Organisational change should be thought of as a spectrum. At one end, high-performing organisations undertake adaptive changes. At the other end of the spectrum, low-performing organisations go through transformational change projects in which fundamental change is pursued. Typically, there are three change scenarios:
  • Adaptive: involves small and incremental changes adopted to address evolving organisational change needs. Typically, these changes are minor modifications and adjustments that high-performing organisations fine-tune and implement to execute business strategies.
  • Innovative: usually occurs on an ad-hoc basis and may be irregular but results from new ideas, products, or the need to take advantage of fleeting opportunities where speed is of the essence to maximise the benefits of change.
  • Revolutionary: transformational changes tend to be extreme. They are more significant in scale and scope, involving a dramatic and sudden but occasional departure from the typical business pattern, such as launching new products or services or expanding sales internationally.
Achieving organisational change requires a relentless commitment to see change as an evolutionary process that must include those affected most by the necessary changes.

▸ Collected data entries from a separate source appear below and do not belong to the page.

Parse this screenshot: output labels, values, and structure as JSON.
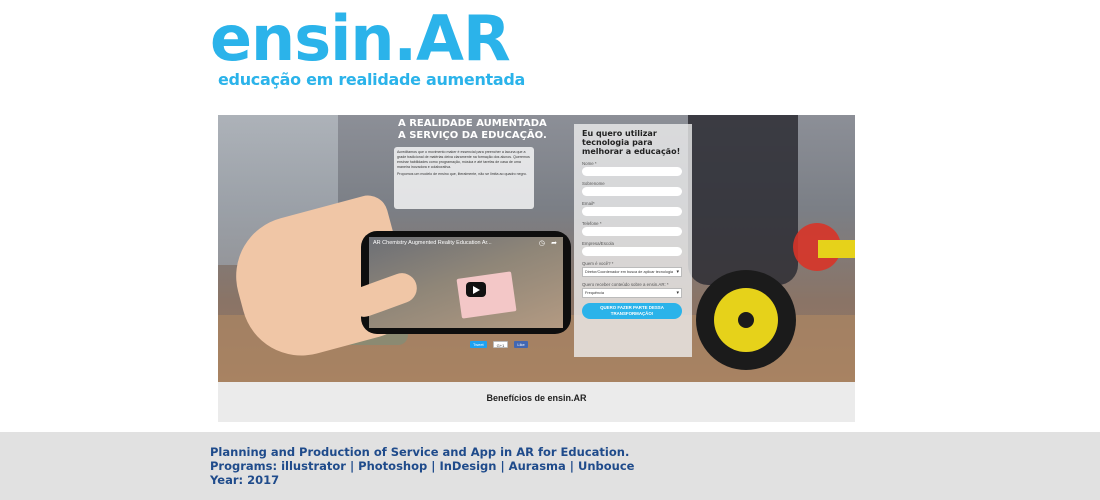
{
  "brand": {
    "name": "ensin.AR",
    "tagline": "educação em realidade aumentada",
    "accent_color": "#2bb3ea"
  },
  "hero": {
    "headline_line1": "A REALIDADE AUMENTADA",
    "headline_line2": "A SERVIÇO DA EDUCAÇÃO.",
    "paragraph1": "Acreditamos que o movimento maker é essencial para preencher a lacuna que a grade tradicional de matérias deixa claramente na formação dos alunos. Queremos ensinar habilidades como programação, música e até tarefas de casa de uma maneira inovadora e colaborativa.",
    "paragraph2": "Propomos um modelo de ensino que, literalmente, não se limita ao quadro negro.",
    "video": {
      "title": "AR Chemistry Augmented Reality Education Ar...",
      "clock_icon": "clock-icon",
      "share_icon": "share-icon",
      "play_icon": "play-icon"
    },
    "social": {
      "tweet": "Tweet",
      "gplus": "G+1",
      "like": "Like"
    }
  },
  "form": {
    "title": "Eu quero utilizar tecnologia para melhorar a educação!",
    "fields": {
      "nome": "Nome *",
      "sobrenome": "Sobrenome",
      "email": "Email*",
      "telefone": "Telefone *",
      "empresa": "Empresa/Escola",
      "quem_e_voce": "Quem é você? *",
      "frequencia_label": "Quero receber conteúdo sobre a ensin.AR: *"
    },
    "quem_e_voce_selected": "Diretor/Coordenador em busca de aplicar tecnologia",
    "frequencia_selected": "Frequência",
    "cta": "QUERO FAZER PARTE DESSA TRANSFORMAÇÃO!"
  },
  "beneficios": "Benefícios de ensin.AR",
  "footer": {
    "line1": "Planning and Production of Service and App in AR for Education.",
    "line2": "Programs: illustrator | Photoshop | InDesign | Aurasma | Unbouce",
    "line3": "Year: 2017",
    "text_color": "#1f4b8b"
  }
}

Most organisational change initiatives fail because of low-performing Directors and Team Leaders who:
  • Fail to understand the need for change.
  • Lack of an understanding of the dynamics of organisational change.
  • Refrain from seeing themselves as change managers.
Successful change projects require a multi-level approach to ensure their success, from support at the Director level to ownership by those most affected by the change and, crucially, continual support for change by all organisational Directors, Team Leaders and staff.
 
A failure to adapt to changing environmental and economic market conditions will eventually lead to the organisation failing financially. Some slowly as the economy and marketplace shift over decades, whilst others may be driven out of business in months.
 
Low-performing organisations need to see that change is a fundamental part of the business life cycle, in which change needs to be proactively managed. The organisation will be owned by the shift to minimise the financial advantages of change in lost revenues as they fail to adapt. In contrast, high-performing organisations seek to own and manage change proactively to maximise the economic benefits of change.
 
Organisational change increases growth opportunities by allowing staff to acquire new skills, explore new opportunities for personal growth, and exercise their creativity. The demands made of them through change provide an opportunity for their self-development, benefiting the organisation through innovation, fresh thinking, and increased staff commitment.
 
Effective organisational change attracts new customers and increases customer engagement and satisfaction, promoting increased market competition and growth. With a proactive stance concerning change, high-performing organisations keep pace with the competitive forces of an evolving marketplace and economy. A failure to adapt to change may lead to the following organisational disadvantages, most seen in low-performing organisations:
  • Poor financial performance and losses.
  • Reduction in organisational quality standards.
  • Lowering customer service levels.
  • Missed opportunities for growth and increased sales.
  • Lower staff productivity rates.
  • An inability to hire or retain staff.
  • Increased staff absence.
  • Low morale among staff.
Complex organisational change issues may present unexpected challenges and obstacles for low-performing organisations. They may need help as they require an increased ability and political will to adapt and change. Change management means expecting the unexpected and proactively taking action to deal with change.
 
A change management strategy emphasises the importance of planning and communication when dealing with change. Directors and Team Leaders must involve staff from all levels of the organisation to get them on board with new ideas, change initiatives and processes. Short-term achievable change management goals and easy wins must be incorporated into the change management processes to encourage staff enthusiasm, engagement, and morale.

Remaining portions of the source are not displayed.